The Fed said it was keeping its benchmark rate – which can influence everything from mortgages to credit cards to home equity lines of credit – in a range of 2.25 percent to 2.5 percent. It also announced that it will stop shrinking its bond portfolio in September, a step that should help hold down long-term rates. It will begin slowing the runoff from its bond portfolio in May.
Combined, the moves signal no major increases in borrowing rates for consumers and businesses. And together with the Fed's dimmer forecast for economic growth this year – 2.1 percent, down from a previous projection of 2.3 percent – the statement it issued today after its latest policy meeting suggests that it's grown more concerned about the economy.
With the prospect of no rate hikes ahead anytime soon, the stock market reversed losses it had suffered before the Fed issued its statement and was up modestly soon after.

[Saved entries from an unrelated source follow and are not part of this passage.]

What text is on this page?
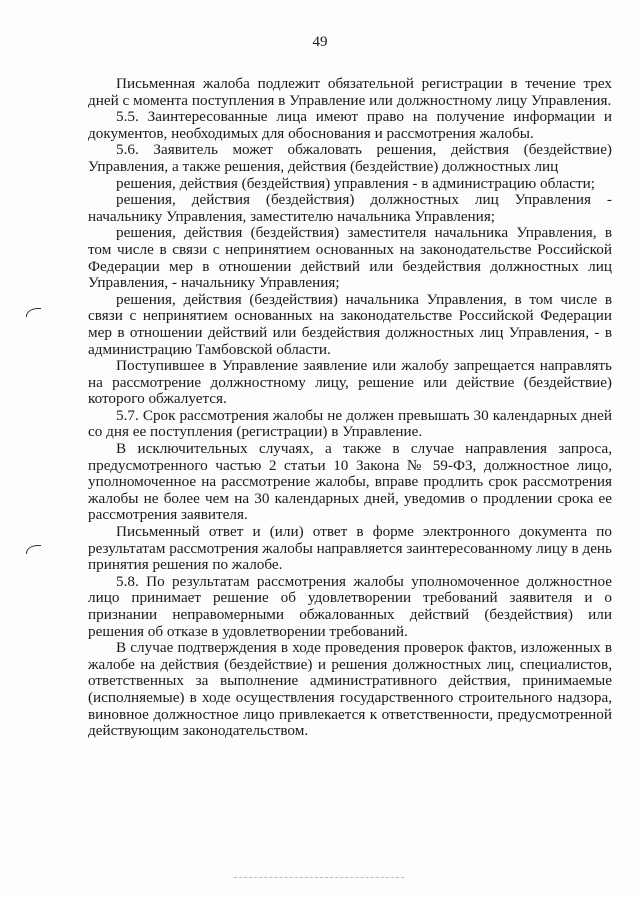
49

Письменная жалоба подлежит обязательной регистрации в течение трех дней с момента поступления в Управление или должностному лицу Управления.

5.5. Заинтересованные лица имеют право на получение информации и документов, необходимых для обоснования и рассмотрения жалобы.

5.6. Заявитель может обжаловать решения, действия (бездействие) Управления, а также решения, действия (бездействие) должностных лиц

решения, действия (бездействия) управления - в администрацию области;

решения, действия (бездействия) должностных лиц Управления - начальнику Управления, заместителю начальника Управления;

решения, действия (бездействия) заместителя начальника Управления, в том числе в связи с непринятием основанных на законодательстве Российской Федерации мер в отношении действий или бездействия должностных лиц Управления, - начальнику Управления;

решения, действия (бездействия) начальника Управления, в том числе в связи с непринятием основанных на законодательстве Российской Федерации мер в отношении действий или бездействия должностных лиц Управления, - в администрацию Тамбовской области.

Поступившее в Управление заявление или жалобу запрещается направлять на рассмотрение должностному лицу, решение или действие (бездействие) которого обжалуется.

5.7. Срок рассмотрения жалобы не должен превышать 30 календарных дней со дня ее поступления (регистрации) в Управление.

В исключительных случаях, а также в случае направления запроса, предусмотренного частью 2 статьи 10 Закона № 59-ФЗ, должностное лицо, уполномоченное на рассмотрение жалобы, вправе продлить срок рассмотрения жалобы не более чем на 30 календарных дней, уведомив о продлении срока ее рассмотрения заявителя.

Письменный ответ и (или) ответ в форме электронного документа по результатам рассмотрения жалобы направляется заинтересованному лицу в день принятия решения по жалобе.

5.8. По результатам рассмотрения жалобы уполномоченное должностное лицо принимает решение об удовлетворении требований заявителя и о признании неправомерными обжалованных действий (бездействия) или решения об отказе в удовлетворении требований.

В случае подтверждения в ходе проведения проверок фактов, изложенных в жалобе на действия (бездействие) и решения должностных лиц, специалистов, ответственных за выполнение административного действия, принимаемые (исполняемые) в ходе осуществления государственного строительного надзора, виновное должностное лицо привлекается к ответственности, предусмотренной действующим законодательством.
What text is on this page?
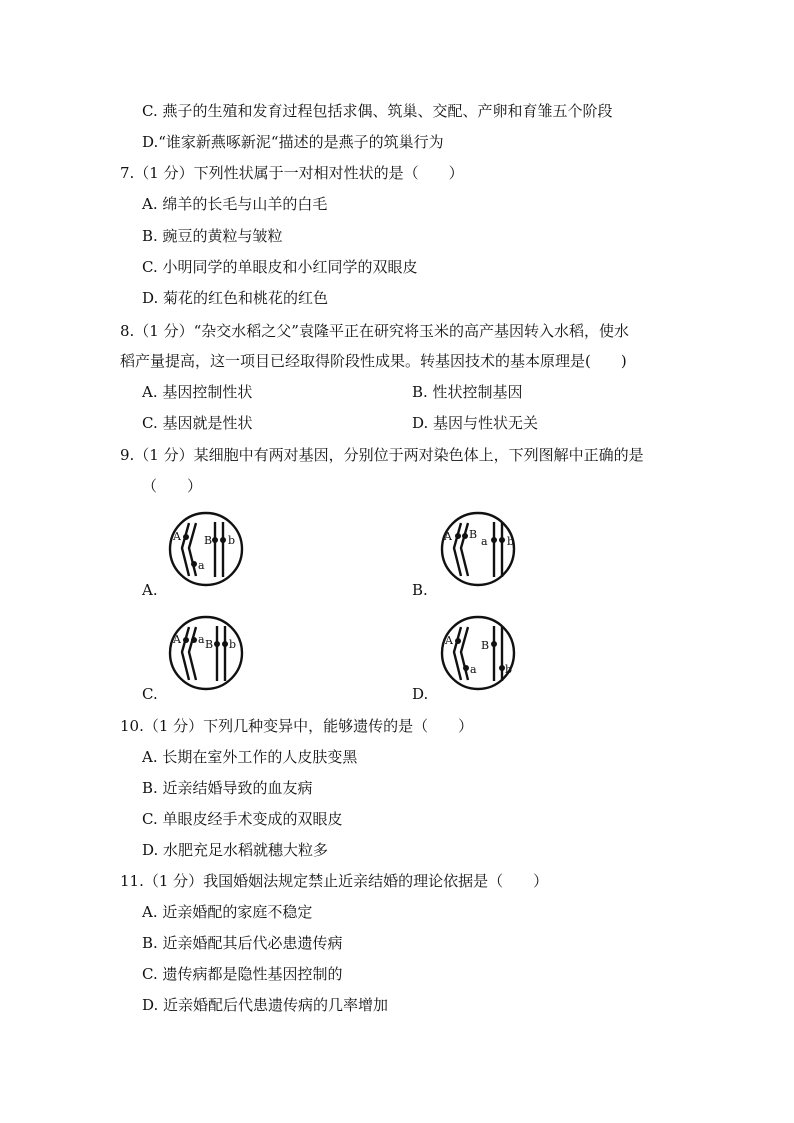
C. 燕子的生殖和发育过程包括求偶、筑巢、交配、产卵和育雏五个阶段
D.“谁家新燕啄新泥“描述的是燕子的筑巢行为
7.（1 分）下列性状属于一对相对性状的是（　　）
A. 绵羊的长毛与山羊的白毛
B. 豌豆的黄粒与皱粒
C. 小明同学的单眼皮和小红同学的双眼皮
D. 菊花的红色和桃花的红色
8.（1 分）“杂交水稻之父”袁隆平正在研究将玉米的高产基因转入水稻，使水
稻产量提高，这一项目已经取得阶段性成果。转基因技术的基本原理是(　　)
A. 基因控制性状	B. 性状控制基因
C. 基因就是性状	D. 基因与性状无关
9.（1 分）某细胞中有两对基因，分别位于两对染色体上，下列图解中正确的是
（　　）
A
a
B b
A.
A B
a b
B.
A a B b
C.
A
a
B
b
D.
10.（1 分）下列几种变异中，能够遗传的是（　　）
A. 长期在室外工作的人皮肤变黑
B. 近亲结婚导致的血友病
C. 单眼皮经手术变成的双眼皮
D. 水肥充足水稻就穗大粒多
11.（1 分）我国婚姻法规定禁止近亲结婚的理论依据是（　　）
A. 近亲婚配的家庭不稳定
B. 近亲婚配其后代必患遗传病
C. 遗传病都是隐性基因控制的
D. 近亲婚配后代患遗传病的几率增加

The Fed's decision was approved on an 11-0 vote.
Some Fed watchers say they think the next rate move could be a cut later this year if the economy slows as much as some fear it might.
In signaling no rate increases at all this year, the Fed's policymakers reduced their forecast from two that were previously predicted in December. They now project one rate hike in 2020 and none in 2021. The Fed had raised rates four times last year and a total of nine times since December 2015.
The Fed's pause in credit tightening is a response, in part, to slowdowns in the U.S. and global economies. It says that while the job market remains strong, "growth of economic activity has slowed from its solid rate in the fourth quarter."